キオクシア、InteropでAI時代に向けた最新SSDをデモ展示

Super High IOPS SSD「KIOXIA GPシリーズ」

 キオクシアは、6月10日~12日にかけて幕張メッセで開催されている「Interop Tokyo 2026」に出展し、AI時代に向けた最新の技術展示を行なっている。

 参考展示されていたのは、GPU処理において頻繁にアクセスが発生するモデル重みデータやLLMのKVキャッシュなどのデータを記憶する高帯域幅メモリー(HBM:High Bandwidth Memory)をサポートするSuper High IOPS SSD「KIOXIA GPシリーズ」。

GPUの性能を最大限に引き出すため、小さなデータのブロックサイズで大量のデータ入出力を実現できるように設計されており、1秒あたりの入出力回数(IOPS:Input/Output Operations Per Second)を1億IOPS(512バイトランダムリード)まで高めている。

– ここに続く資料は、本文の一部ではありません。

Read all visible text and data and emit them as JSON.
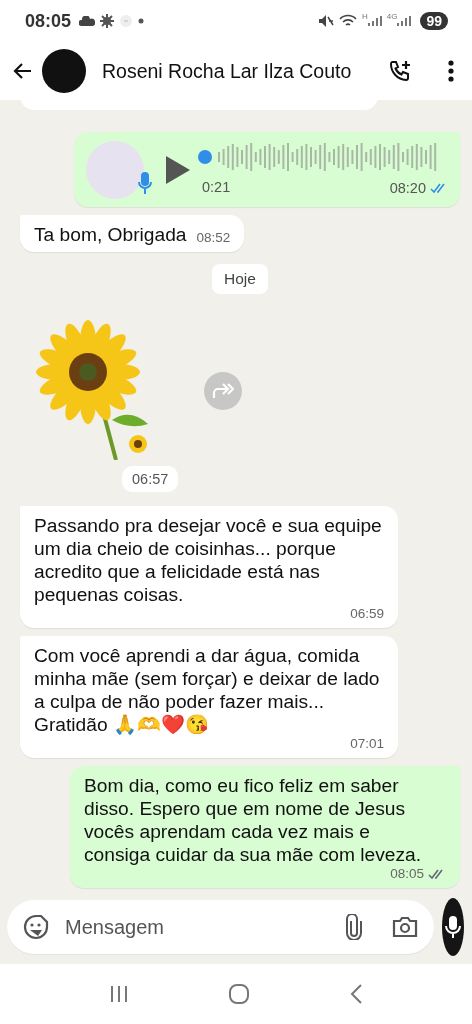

 同シリーズでは、GPUの利用可能なメモリー容量を拡大し、AIワークロードのための高速データアクセスを実現できるため、高価で容易に増設が難しいHBMを補助する役割が期待されている。

 このほか、KVキャッシュ/ローカルキャッシュ用の「CMシリーズ」や、生成データ保存/RAG用の「LCシリーズ」といったラインアップも紹介されている。

CMシリーズ
LCシリーズ

 また、実用化はしばらく先になりそうだが、「広帯域光SSD」のプロトタイプのデモンストレーションも行なわれている。PCIe 5.0に対応した光電変換モジュールを搭載したブリッジボードを用い、ホストPC側とSSD側を光ファイバーで接続し、通常の電気接続の場合と遜色ない性能が出せることを示していた。

 担当者によれば、この技術を用いることで、GPUから離れたラックに大量のストレージをまとめるなど、データセンター内の配置の自由度を高めることができるようになるとのことだ。